Mode \(\neq\) Correctness: The observation that Top-2 sometimes contains the truth suggests mode identification may not be the optimal target. Coupling priors with truth-feedback is a promising direction.
Large \(K\) in Long-form Generation: While \(\mathcal{O}(K^3)\) beats \(\mathcal{O}(K!)\), it may still be heavy if \(K > 100\).

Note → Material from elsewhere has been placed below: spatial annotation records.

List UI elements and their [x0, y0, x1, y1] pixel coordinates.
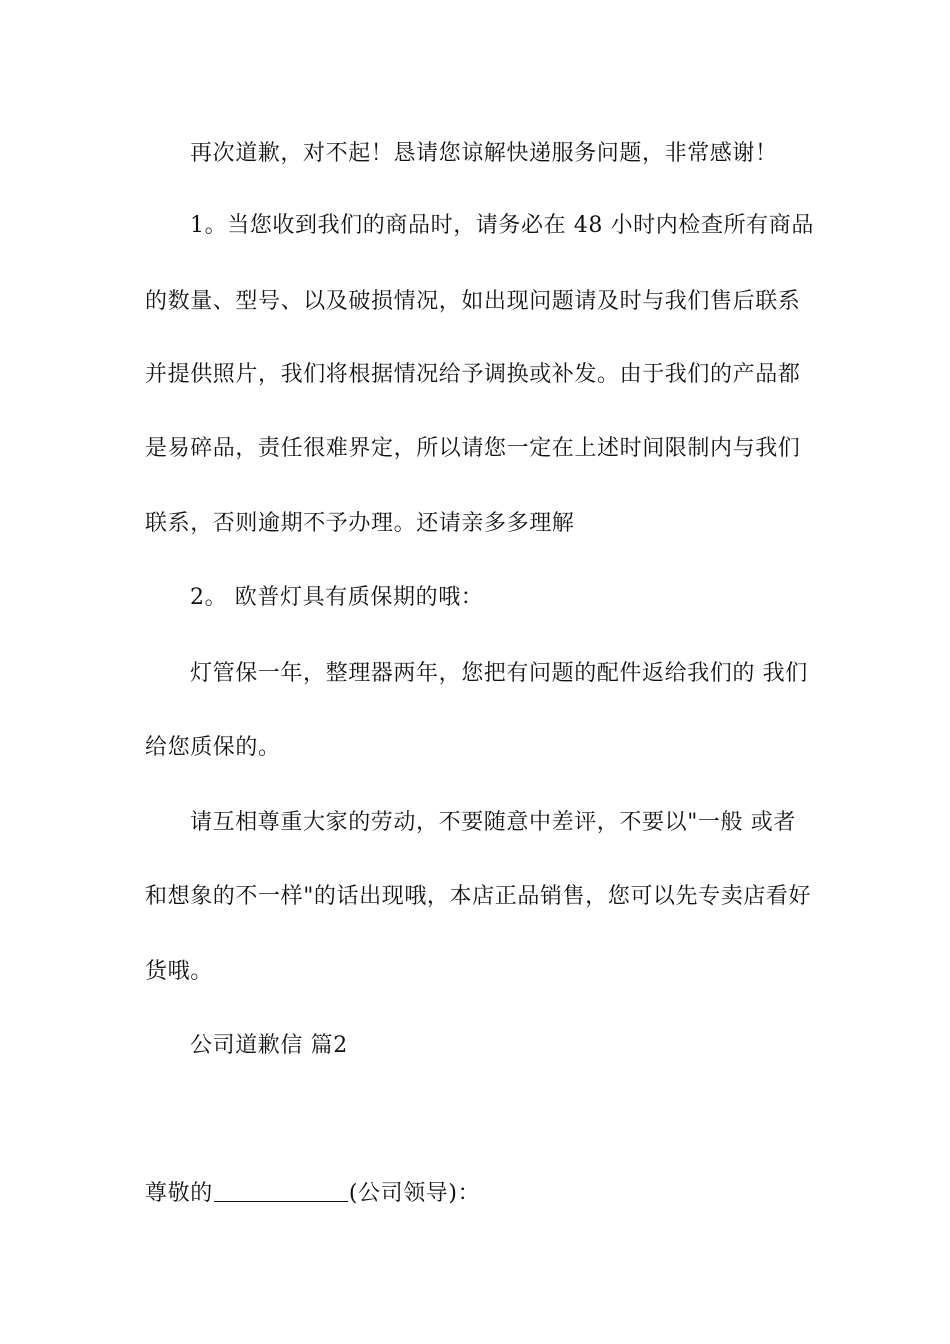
- note-1-line-1: 1。当您收到我们的商品时，请务必在 48 小时内检查所有商品: [190, 213, 814, 238]
- warranty-line-1: 灯管保一年，整理器两年，您把有问题的配件返给我们的 我们: [190, 661, 808, 686]
- note-1-line-3: 并提供照片，我们将根据情况给予调换或补发。由于我们的产品都: [145, 362, 801, 387]
- salutation-line: [145, 1179, 480, 1209]
- salutation-suffix: (公司领导)：: [348, 1181, 481, 1206]
- note-2-heading: 2。 欧普灯具有质保期的哦：: [190, 585, 484, 610]
- fill-in-blank: [214, 1181, 348, 1202]
- note-1-line-2: 的数量、型号、以及破损情况，如出现问题请及时与我们售后联系: [145, 289, 801, 314]
- section-heading: 公司道歉信 篇2: [190, 1033, 348, 1058]
- note-1-line-4: 是易碎品，责任很难界定，所以请您一定在上述时间限制内与我们: [145, 436, 801, 461]
- review-request-line-3: 货哦。: [145, 959, 213, 984]
- warranty-line-2: 给您质保的。: [145, 735, 281, 760]
- review-request-line-2: 和想象的不一样"的话出现哦，本店正品销售，您可以先专卖店看好: [145, 884, 812, 909]
- salutation-prefix: 尊敬的: [145, 1181, 213, 1206]
- review-request-line-1: 请互相尊重大家的劳动，不要随意中差评，不要以"一般 或者: [190, 810, 796, 835]
- note-1-line-5: 联系，否则逾期不予办理。还请亲多多理解: [145, 511, 575, 536]
- apology-closing-line: 再次道歉，对不起！恳请您谅解快递服务问题，非常感谢！: [190, 141, 778, 166]
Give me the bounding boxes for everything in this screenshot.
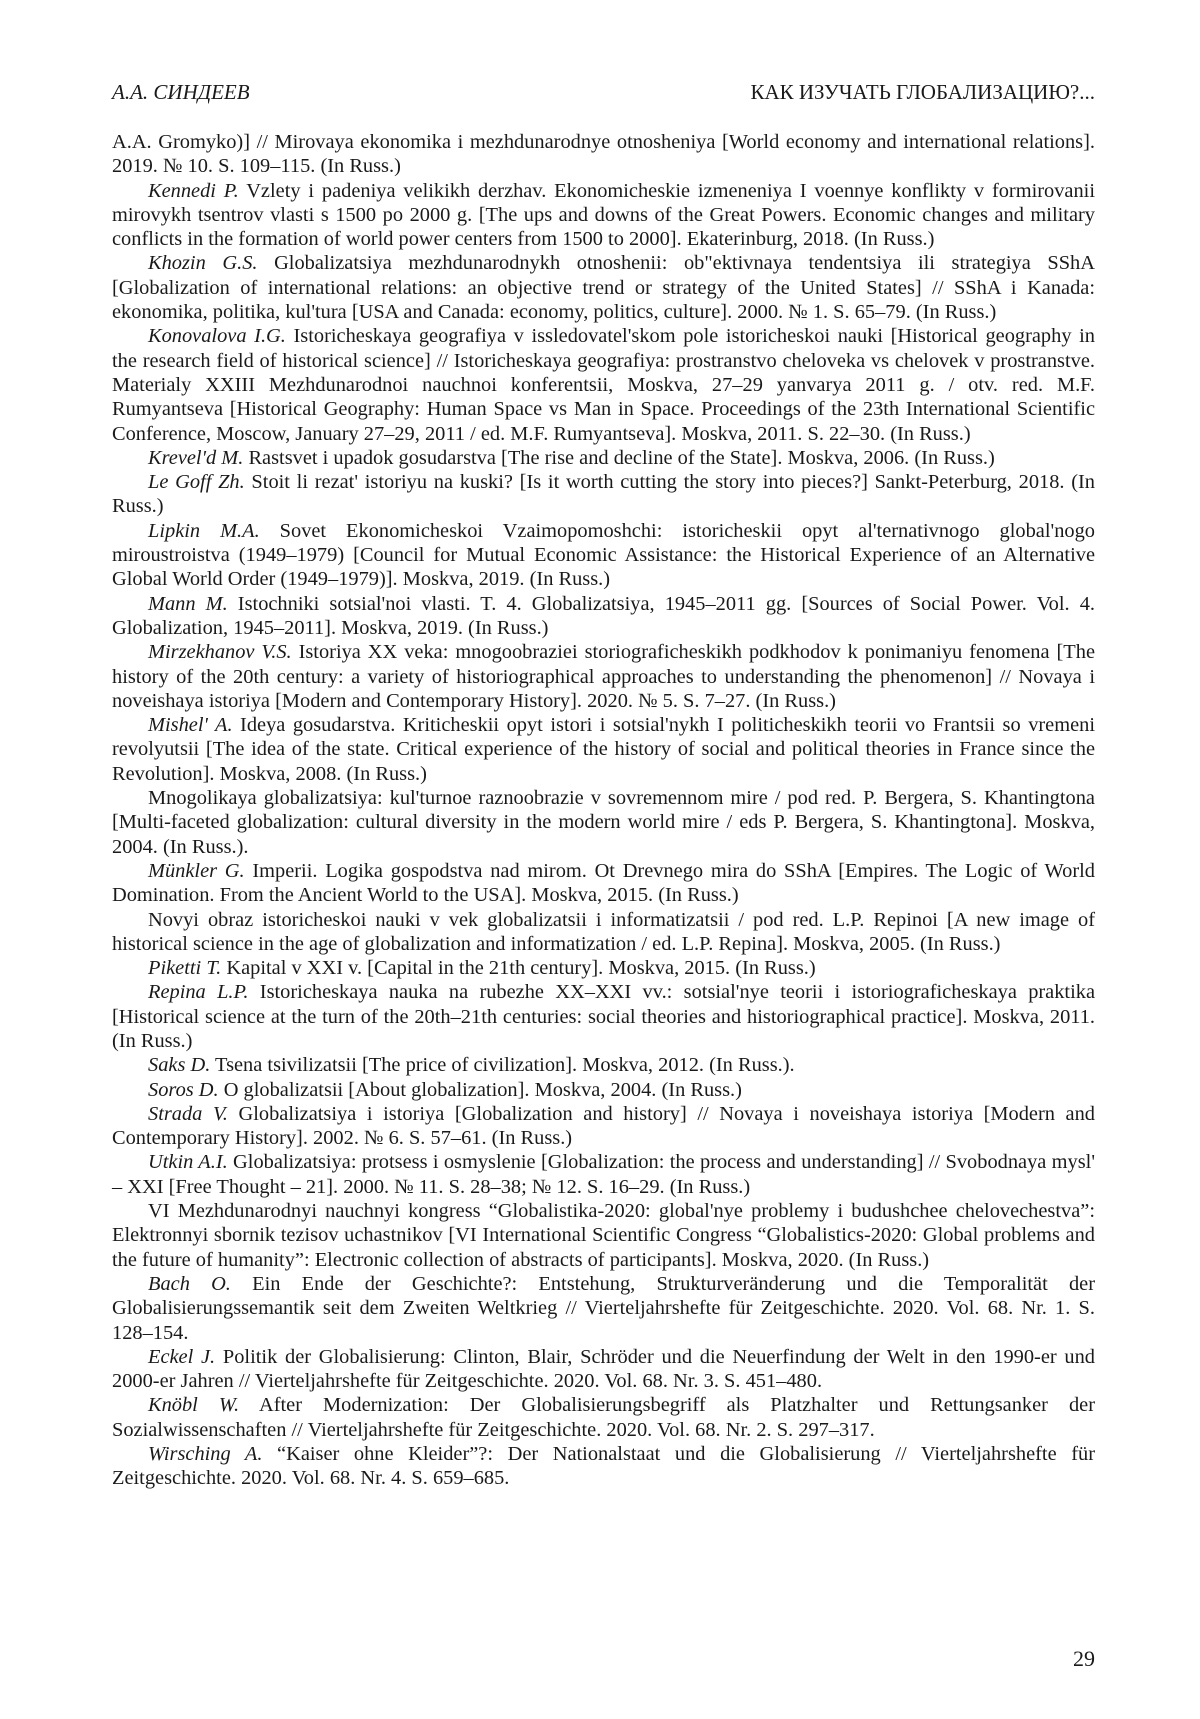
reference-entry (112, 786, 1095, 859)
reference-entry (112, 324, 1095, 445)
reference-entry (112, 1199, 1095, 1272)
reference-entry (112, 1442, 1095, 1491)
reference-text: Ein Ende der Geschichte?: Entstehung, Strukturveränderung und die Temporalität der Globalisierungssemantik seit dem Zweiten Weltkrieg // Vierteljahrshefte für Zeitgeschichte. 2020. Vol. 68. Nr. 1. S. 128–154. (112, 1273, 1095, 1344)
reference-author: Repina L.P. (148, 981, 248, 1003)
reference-entry (112, 1053, 1095, 1077)
reference-text: Ideya gosudarstva. Kriticheskii opyt istori i sotsial'nykh I politicheskikh teorii vo Frantsii so vremeni revolyutsii [The idea of the state. Critical experience of the history of social and political theories in France since the Revolution]. Moskva, 2008. (In Russ.) (112, 714, 1095, 785)
reference-entry (112, 1150, 1095, 1199)
reference-author: Lipkin M.A. (148, 520, 260, 542)
reference-entry (112, 1102, 1095, 1151)
reference-text: Istochniki sotsial'noi vlasti. T. 4. Globalizatsiya, 1945–2011 gg. [Sources of Social Power. Vol. 4. Globalization, 1945–2011]. Moskva, 2019. (In Russ.) (112, 593, 1095, 639)
reference-text: Vzlety i padeniya velikikh derzhav. Ekonomicheskie izmeneniya I voennye konflikty v formirovanii mirovykh tsentrov vlasti s 1500 po 2000 g. [The ups and downs of the Great Powers. Economic changes and military conflicts in the formation of world power centers from 1500 to 2000]. Ekaterinburg, 2018. (In Russ.) (112, 180, 1095, 251)
reference-text: A.A. Gromyko)] // Mirovaya ekonomika i mezhdunarodnye otnosheniya [World economy and international relations]. 2019. № 10. S. 109–115. (In Russ.) (112, 131, 1095, 177)
reference-author: Soros D. (148, 1079, 219, 1101)
reference-text: Istoricheskaya geografiya v issledovatel'skom pole istoricheskoi nauki [Historical geography in the research field of historical science] // Istoricheskaya geografiya: prostranstvo cheloveka vs chelovek v prostranstve. Materialy XXIII Mezhdunarodnoi nauchnoi konferentsii, Moskva, 27–29 yanvarya 2011 g. / otv. red. M.F. Rumyantseva [Historical Geography: Human Space vs Man in Space. Proceedings of the 23th International Scientific Conference, Moscow, January 27–29, 2011 / ed. M.F. Rumyantseva]. Moskva, 2011. S. 22–30. (In Russ.) (112, 325, 1095, 444)
reference-author: Mann M. (148, 593, 228, 615)
reference-author: Le Goff Zh. (148, 471, 245, 493)
reference-author: Bach O. (148, 1273, 231, 1295)
reference-entry (112, 908, 1095, 957)
reference-entry (112, 713, 1095, 786)
reference-text: Novyi obraz istoricheskoi nauki v vek globalizatsii i informatizatsii / pod red. L.P. Repinoi [A new image of historical science in the age of globalization and informatization / ed. L.P. Repina]. Moskva, 2005. (In Russ.) (112, 909, 1095, 955)
reference-author: Mirzekhanov V.S. (148, 641, 292, 663)
reference-entry (112, 519, 1095, 592)
running-header-title: КАК ИЗУЧАТЬ ГЛОБАЛИЗАЦИЮ?... (750, 80, 1095, 105)
reference-author: Utkin A.I. (148, 1151, 228, 1173)
reference-entry (112, 130, 1095, 179)
reference-author: Mishel' A. (148, 714, 233, 736)
reference-entry (112, 251, 1095, 324)
reference-list (112, 130, 1095, 1491)
reference-author: Kennedi P. (148, 180, 239, 202)
reference-author: Strada V. (148, 1103, 228, 1125)
reference-text: Tsena tsivilizatsii [The price of civilization]. Moskva, 2012. (In Russ.). (210, 1054, 794, 1076)
reference-entry (112, 1272, 1095, 1345)
reference-entry (112, 1345, 1095, 1394)
reference-entry (112, 956, 1095, 980)
reference-entry (112, 470, 1095, 519)
reference-text: O globalizatsii [About globalization]. Moskva, 2004. (In Russ.) (219, 1079, 742, 1101)
reference-author: Eckel J. (148, 1346, 215, 1368)
reference-text: Istoricheskaya nauka na rubezhe XX–XXI vv.: sotsial'nye teorii i istoriograficheskaya praktika [Historical science at the turn of the 20th–21th centuries: social theories and historiographical practice]. Moskva, 2011. (In Russ.) (112, 981, 1095, 1052)
reference-text: Kapital v XXI v. [Capital in the 21th century]. Moskva, 2015. (In Russ.) (221, 957, 815, 979)
reference-text: Sovet Ekonomicheskoi Vzaimopomoshchi: istoricheskii opyt al'ternativnogo global'nogo miroustroistva (1949–1979) [Council for Mutual Economic Assistance: the Historical Experience of an Alternative Global World Order (1949–1979)]. Moskva, 2019. (In Russ.) (112, 520, 1095, 591)
reference-text: “Kaiser ohne Kleider”?: Der Nationalstaat und die Globalisierung // Vierteljahrshefte für Zeitgeschichte. 2020. Vol. 68. Nr. 4. S. 659–685. (112, 1443, 1095, 1489)
reference-author: Piketti T. (148, 957, 221, 979)
reference-text: Rastsvet i upadok gosudarstva [The rise and decline of the State]. Moskva, 2006. (In Russ.) (243, 447, 994, 469)
reference-text: Politik der Globalisierung: Clinton, Blair, Schröder und die Neuerfindung der Welt in den 1990-er und 2000-er Jahren // Vierteljahrshefte für Zeitgeschichte. 2020. Vol. 68. Nr. 3. S. 451–480. (112, 1346, 1095, 1392)
reference-author: Wirsching A. (148, 1443, 262, 1465)
reference-author: Saks D. (148, 1054, 210, 1076)
reference-text: VI Mezhdunarodnyi nauchnyi kongress “Globalistika-2020: global'nye problemy i budushchee chelovechestva”: Elektronnyi sbornik tezisov uchastnikov [VI International Scientific Congress “Globalistics-2020: Global problems and the future of humanity”: Electronic collection of abstracts of participants]. Moskva, 2020. (In Russ.) (112, 1200, 1095, 1271)
reference-text: Istoriya XX veka: mnogoobraziei storiograficheskikh podkhodov k ponimaniyu fenomena [The history of the 20th century: a variety of historiographical approaches to understanding the phenomenon] // Novaya i noveishaya istoriya [Modern and Contemporary History]. 2020. № 5. S. 7–27. (In Russ.) (112, 641, 1095, 712)
reference-entry (112, 179, 1095, 252)
reference-entry (112, 1393, 1095, 1442)
reference-author: Konovalova I.G. (148, 325, 286, 347)
reference-text: Globalizatsiya mezhdunarodnykh otnoshenii: ob"ektivnaya tendentsiya ili strategiya SShA [Globalization of international relations: an objective trend or strategy of the United States] // SShA i Kanada: ekonomika, politika, kul'tura [USA and Canada: economy, politics, culture]. 2000. № 1. S. 65–79. (In Russ.) (112, 252, 1095, 323)
reference-author: Münkler G. (148, 860, 245, 882)
reference-entry (112, 446, 1095, 470)
running-header (112, 80, 1095, 112)
reference-author: Khozin G.S. (148, 252, 257, 274)
reference-text: After Modernization: Der Globalisierungsbegriff als Platzhalter und Rettungsanker der Sozialwissenschaften // Vierteljahrshefte für Zeitgeschichte. 2020. Vol. 68. Nr. 2. S. 297–317. (112, 1394, 1095, 1440)
page-number: 29 (1073, 1646, 1095, 1672)
reference-text: Globalizatsiya: protsess i osmyslenie [Globalization: the process and understanding] // Svobodnaya mysl' – XXI [Free Thought – 21]. 2000. № 11. S. 28–38; № 12. S. 16–29. (In Russ.) (112, 1151, 1095, 1197)
reference-entry (112, 640, 1095, 713)
reference-text: Stoit li rezat' istoriyu na kuski? [Is it worth cutting the story into pieces?] Sankt-Peterburg, 2018. (In Russ.) (112, 471, 1095, 517)
reference-entry (112, 1078, 1095, 1102)
reference-author: Krevel'd M. (148, 447, 243, 469)
reference-entry (112, 592, 1095, 641)
reference-text: Imperii. Logika gospodstva nad mirom. Ot Drevnego mira do SShA [Empires. The Logic of World Domination. From the Ancient World to the USA]. Moskva, 2015. (In Russ.) (112, 860, 1095, 906)
reference-entry (112, 859, 1095, 908)
reference-author: Knöbl W. (148, 1394, 239, 1416)
running-header-author: А.А. СИНДЕЕВ (112, 80, 250, 105)
reference-text: Globalizatsiya i istoriya [Globalization and history] // Novaya i noveishaya istoriya [Modern and Contemporary History]. 2002. № 6. S. 57–61. (In Russ.) (112, 1103, 1095, 1149)
reference-text: Mnogolikaya globalizatsiya: kul'turnoe raznoobrazie v sovremennom mire / pod red. P. Bergera, S. Khantingtona [Multi-faceted globalization: cultural diversity in the modern world mire / eds P. Bergera, S. Khantingtona]. Moskva, 2004. (In Russ.). (112, 787, 1095, 858)
reference-entry (112, 980, 1095, 1053)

vs ASC (Aggarwal et al. 2023): ASC uses uninformative Beta priors; Ours uses multinomial priors. Ours shows Pareto dominance at the cost of requiring an offline candidate pool.
vs Shah et al. 2020 / Jain et al. 2022: They established asymptotic optimality for prior-free martingale stopping. This paper proves priors can strictly beat those lower bounds.

Rating¶

Novelty: ⭐⭐⭐⭐ \(L=3\) aggregation and the "three is enough" conclusion are elegant.
Experimental Thoroughness: ⭐⭐⭐⭐ Covers various LLMs, datasets, and prior settings.
Writing Quality: ⭐⭐⭐⭐ Rigorous derivations with intuitive remarks.
Value: ⭐⭐⭐⭐ Practical 30-80% savings for SC deployments; code is available.